Lectura obligada y II

Acabemos con esto, por favor.

Hace demasiados meses escribí una entrada en la que comentaba cómo me había empezado a pelear con un libro maldito como el de El nombre de la rosa (o eso creo, pues ni me he leído la novela de Umberto Eco ni he visto entera la peli, pero me suena que por ahí van los tiros). La maldición en este caso se traducía en que cualquiera que se enfrentase a sus páginas se veía invadido por un tedio absoluto que le impedía avanzar más allá de un puñado de páginas.

Pues bien, al final conseguí leerme el puto libro de principio a fin. Y sí, vaya peñazo, oye.

Originalmente, yo contaba con plasmar aquí un huevo de ideas fruto de dicha lectura y de las notas que tomé en el proceso, pero debido a un par de problemillas (la dueña del libro me ha pedido que se lo devuelva y las notas son una mierda ilegible de las que apenas puedo sacar nada en claro) me va a costar Dios y ayuda redactar una entrada medianamente decente, por lo que no me hago responsable de lo que mi cerebro decida hacer a partir del siguiente párrafo.

Dejé el libro en un punto en el que el autor le pegaba un bonito repaso a todos los economistas que van de agoreros y luego demuestran ser unos cantamañas (lo cual me hizo recordar las sabias palabras de mi mejor amigo, quien solía decir que la Economía no tiene nada de ciencia porque no ha conseguido prever NADA). Las siguientes páginas son una constante exaltación del liberalismo y de grandes empresas como... Ryanair. Sí, el coche de línea con alas. También hace una comparación entre los escritores Joyce y Yeats, dejando caer que el primero es más de trabajo asalariado y el segundo de trabajo por cuenta propia.

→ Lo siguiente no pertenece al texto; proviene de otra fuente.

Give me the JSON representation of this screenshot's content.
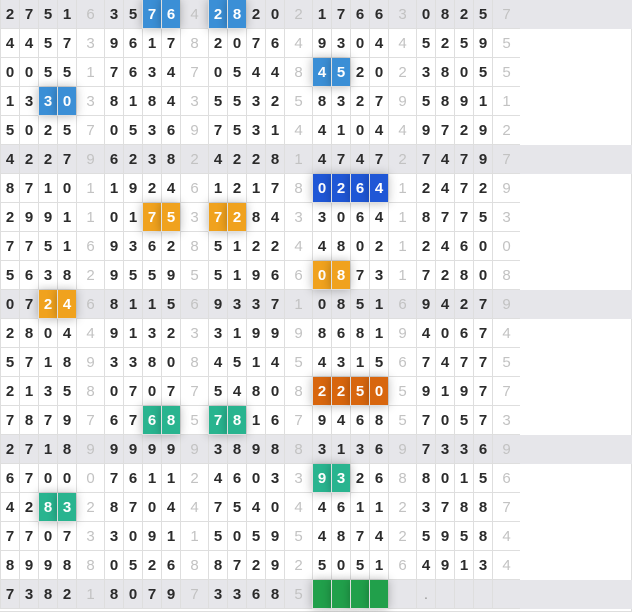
{
  "grid": {
    "rows": [
      {
        "cells": [
          "2",
          "7",
          "5",
          "1",
          "6",
          "3",
          "5",
          "7",
          "6",
          "4",
          "2",
          "8",
          "2",
          "0",
          "2",
          "1",
          "7",
          "6",
          "6",
          "3",
          "0",
          "8",
          "2",
          "5",
          "7"
        ],
        "alt": true
      },
      {
        "cells": [
          "4",
          "4",
          "5",
          "7",
          "3",
          "9",
          "6",
          "1",
          "7",
          "8",
          "2",
          "0",
          "7",
          "6",
          "4",
          "9",
          "3",
          "0",
          "4",
          "4",
          "5",
          "2",
          "5",
          "9",
          "5"
        ],
        "alt": false
      },
      {
        "cells": [
          "0",
          "0",
          "5",
          "5",
          "1",
          "7",
          "6",
          "3",
          "4",
          "7",
          "0",
          "5",
          "4",
          "4",
          "8",
          "4",
          "5",
          "2",
          "0",
          "2",
          "3",
          "8",
          "0",
          "5",
          "5"
        ],
        "alt": false
      },
      {
        "cells": [
          "1",
          "3",
          "3",
          "0",
          "3",
          "8",
          "1",
          "8",
          "4",
          "3",
          "5",
          "5",
          "3",
          "2",
          "5",
          "8",
          "3",
          "2",
          "7",
          "9",
          "5",
          "8",
          "9",
          "1",
          "1"
        ],
        "alt": false
      },
      {
        "cells": [
          "5",
          "0",
          "2",
          "5",
          "7",
          "0",
          "5",
          "3",
          "6",
          "9",
          "7",
          "5",
          "3",
          "1",
          "4",
          "4",
          "1",
          "0",
          "4",
          "4",
          "9",
          "7",
          "2",
          "9",
          "2"
        ],
        "alt": false
      },
      {
        "cells": [
          "4",
          "2",
          "2",
          "7",
          "9",
          "6",
          "2",
          "3",
          "8",
          "2",
          "4",
          "2",
          "2",
          "8",
          "1",
          "4",
          "7",
          "4",
          "7",
          "2",
          "7",
          "4",
          "7",
          "9",
          "7"
        ],
        "alt": true
      },
      {
        "cells": [
          "8",
          "7",
          "1",
          "0",
          "1",
          "1",
          "9",
          "2",
          "4",
          "6",
          "1",
          "2",
          "1",
          "7",
          "8",
          "0",
          "2",
          "6",
          "4",
          "1",
          "2",
          "4",
          "7",
          "2",
          "9"
        ],
        "alt": false
      },
      {
        "cells": [
          "2",
          "9",
          "9",
          "1",
          "1",
          "0",
          "1",
          "7",
          "5",
          "3",
          "7",
          "2",
          "8",
          "4",
          "3",
          "3",
          "0",
          "6",
          "4",
          "1",
          "8",
          "7",
          "7",
          "5",
          "3"
        ],
        "alt": false
      },
      {
        "cells": [
          "7",
          "7",
          "5",
          "1",
          "6",
          "9",
          "3",
          "6",
          "2",
          "8",
          "5",
          "1",
          "2",
          "2",
          "4",
          "4",
          "8",
          "0",
          "2",
          "1",
          "2",
          "4",
          "6",
          "0",
          "0"
        ],
        "alt": false
      },
      {
        "cells": [
          "5",
          "6",
          "3",
          "8",
          "2",
          "9",
          "5",
          "5",
          "9",
          "5",
          "5",
          "1",
          "9",
          "6",
          "6",
          "0",
          "8",
          "7",
          "3",
          "1",
          "7",
          "2",
          "8",
          "0",
          "8"
        ],
        "alt": false
      },
      {
        "cells": [
          "0",
          "7",
          "2",
          "4",
          "6",
          "8",
          "1",
          "1",
          "5",
          "6",
          "9",
          "3",
          "3",
          "7",
          "1",
          "0",
          "8",
          "5",
          "1",
          "6",
          "9",
          "4",
          "2",
          "7",
          "9"
        ],
        "alt": true
      },
      {
        "cells": [
          "2",
          "8",
          "0",
          "4",
          "4",
          "9",
          "1",
          "3",
          "2",
          "3",
          "3",
          "1",
          "9",
          "9",
          "9",
          "8",
          "6",
          "8",
          "1",
          "9",
          "4",
          "0",
          "6",
          "7",
          "4"
        ],
        "alt": false
      },
      {
        "cells": [
          "5",
          "7",
          "1",
          "8",
          "9",
          "3",
          "3",
          "8",
          "0",
          "8",
          "4",
          "5",
          "1",
          "4",
          "5",
          "4",
          "3",
          "1",
          "5",
          "6",
          "7",
          "4",
          "7",
          "7",
          "5"
        ],
        "alt": false
      },
      {
        "cells": [
          "2",
          "1",
          "3",
          "5",
          "8",
          "0",
          "7",
          "0",
          "7",
          "7",
          "5",
          "4",
          "8",
          "0",
          "8",
          "2",
          "2",
          "5",
          "0",
          "5",
          "9",
          "1",
          "9",
          "7",
          "7"
        ],
        "alt": false
      },
      {
        "cells": [
          "7",
          "8",
          "7",
          "9",
          "7",
          "6",
          "7",
          "6",
          "8",
          "5",
          "7",
          "8",
          "1",
          "6",
          "7",
          "9",
          "4",
          "6",
          "8",
          "5",
          "7",
          "0",
          "5",
          "7",
          "3"
        ],
        "alt": false
      },
      {
        "cells": [
          "2",
          "7",
          "1",
          "8",
          "9",
          "9",
          "9",
          "9",
          "9",
          "9",
          "3",
          "8",
          "9",
          "8",
          "8",
          "3",
          "1",
          "3",
          "6",
          "9",
          "7",
          "3",
          "3",
          "6",
          "9"
        ],
        "alt": true
      },
      {
        "cells": [
          "6",
          "7",
          "0",
          "0",
          "0",
          "7",
          "6",
          "1",
          "1",
          "2",
          "4",
          "6",
          "0",
          "3",
          "3",
          "9",
          "3",
          "2",
          "6",
          "8",
          "8",
          "0",
          "1",
          "5",
          "6"
        ],
        "alt": false
      },
      {
        "cells": [
          "4",
          "2",
          "8",
          "3",
          "2",
          "8",
          "7",
          "0",
          "4",
          "4",
          "7",
          "5",
          "4",
          "0",
          "4",
          "4",
          "6",
          "1",
          "1",
          "2",
          "3",
          "7",
          "8",
          "8",
          "7"
        ],
        "alt": false
      },
      {
        "cells": [
          "7",
          "7",
          "0",
          "7",
          "3",
          "3",
          "0",
          "9",
          "1",
          "1",
          "5",
          "0",
          "5",
          "9",
          "5",
          "4",
          "8",
          "7",
          "4",
          "2",
          "5",
          "9",
          "5",
          "8",
          "4"
        ],
        "alt": false
      },
      {
        "cells": [
          "8",
          "9",
          "9",
          "8",
          "8",
          "0",
          "5",
          "2",
          "6",
          "8",
          "8",
          "7",
          "2",
          "9",
          "2",
          "5",
          "0",
          "5",
          "1",
          "6",
          "4",
          "9",
          "1",
          "3",
          "4"
        ],
        "alt": false
      },
      {
        "cells": [
          "7",
          "3",
          "8",
          "2",
          "1",
          "8",
          "0",
          "7",
          "9",
          "7",
          "3",
          "3",
          "6",
          "8",
          "5",
          "",
          "",
          "",
          "",
          "",
          ".",
          "",
          "",
          "",
          ""
        ],
        "alt": true
      }
    ],
    "highlights": [
      {
        "row": 0,
        "cols": [
          7,
          8
        ],
        "color": "blue"
      },
      {
        "row": 0,
        "cols": [
          10,
          11
        ],
        "color": "blue"
      },
      {
        "row": 2,
        "cols": [
          15,
          16
        ],
        "color": "blue"
      },
      {
        "row": 3,
        "cols": [
          2,
          3
        ],
        "color": "blue"
      },
      {
        "row": 6,
        "cols": [
          15,
          16,
          17,
          18
        ],
        "color": "darkblue"
      },
      {
        "row": 7,
        "cols": [
          7,
          8
        ],
        "color": "orange"
      },
      {
        "row": 7,
        "cols": [
          10,
          11
        ],
        "color": "orange"
      },
      {
        "row": 9,
        "cols": [
          15,
          16
        ],
        "color": "orange"
      },
      {
        "row": 10,
        "cols": [
          2,
          3
        ],
        "color": "orange"
      },
      {
        "row": 13,
        "cols": [
          15,
          16,
          17,
          18
        ],
        "color": "darkorange"
      },
      {
        "row": 14,
        "cols": [
          7,
          8
        ],
        "color": "teal"
      },
      {
        "row": 14,
        "cols": [
          10,
          11
        ],
        "color": "teal"
      },
      {
        "row": 16,
        "cols": [
          15,
          16
        ],
        "color": "teal"
      },
      {
        "row": 17,
        "cols": [
          2,
          3
        ],
        "color": "teal"
      },
      {
        "row": 20,
        "cols": [
          15,
          16,
          17,
          18
        ],
        "color": "green"
      }
    ]
  },
  "colors": {
    "blue": "#3b8fd6",
    "darkblue": "#1f57d6",
    "orange": "#f0a21e",
    "darkorange": "#d8660e",
    "teal": "#29b48f",
    "green": "#21a04b",
    "row_alt": "#e6e6ea"
  }
}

Qué queréis que os diga, a mí los dos me parecen un coñazo. Por lo cual cada año me sorprendía ver cómo los irlandeses eran capaces de exprimir el Bloomsday, teniendo en cuenta que en dicha festividad todo giraba en torno al Ulises, otro tocho tan infumable como el que me está obligando a escribir esto.

Por cierto, un compañero de un anterior trabajo estaba muy a tope con lo del Bloomsday. Hasta salía disfrazado de época con su madre y todo. Pero también era un pavo raro de cojones, y quizá eso explicase muchas cosas...

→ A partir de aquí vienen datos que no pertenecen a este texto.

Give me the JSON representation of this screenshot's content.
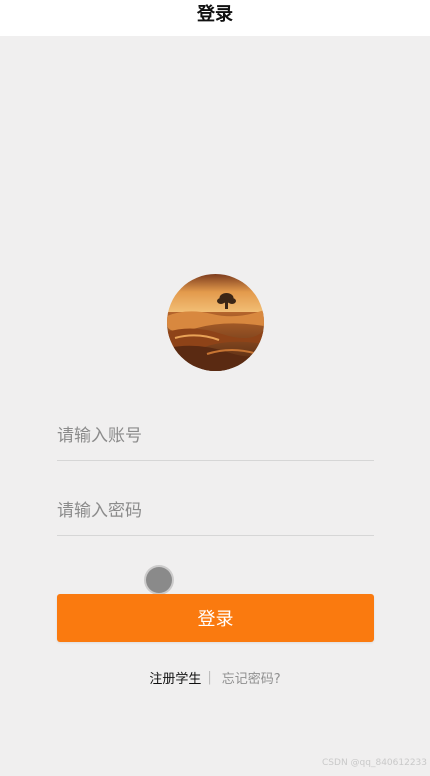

Tras dar la tabarra con la economía, el libro pasa a hablar de la sociedad irlandesa y de qué la caracteriza a día de hoy, al menos en Dublín. Y nada tan característico de la capital del Liffey como los putos hipsters y la gentrificación. Cierto es que mientras vivíamos allí vimos como varias zonas en evidente decadencia tras un pasado industrial pasaban por un lavado de cara consistente en la construcción de pisazos que ni vosotros ni yo nos podremos permitir jamás y la apertura de establecimientos pijos con más opciones veganas que carnívoras en el menú (con precios astronómicos, of course) y muebles de madera vieja. De todas formas, dichas zonas nos pillaban lejos de casa, así que sólo pasamos por ellas un par de veces.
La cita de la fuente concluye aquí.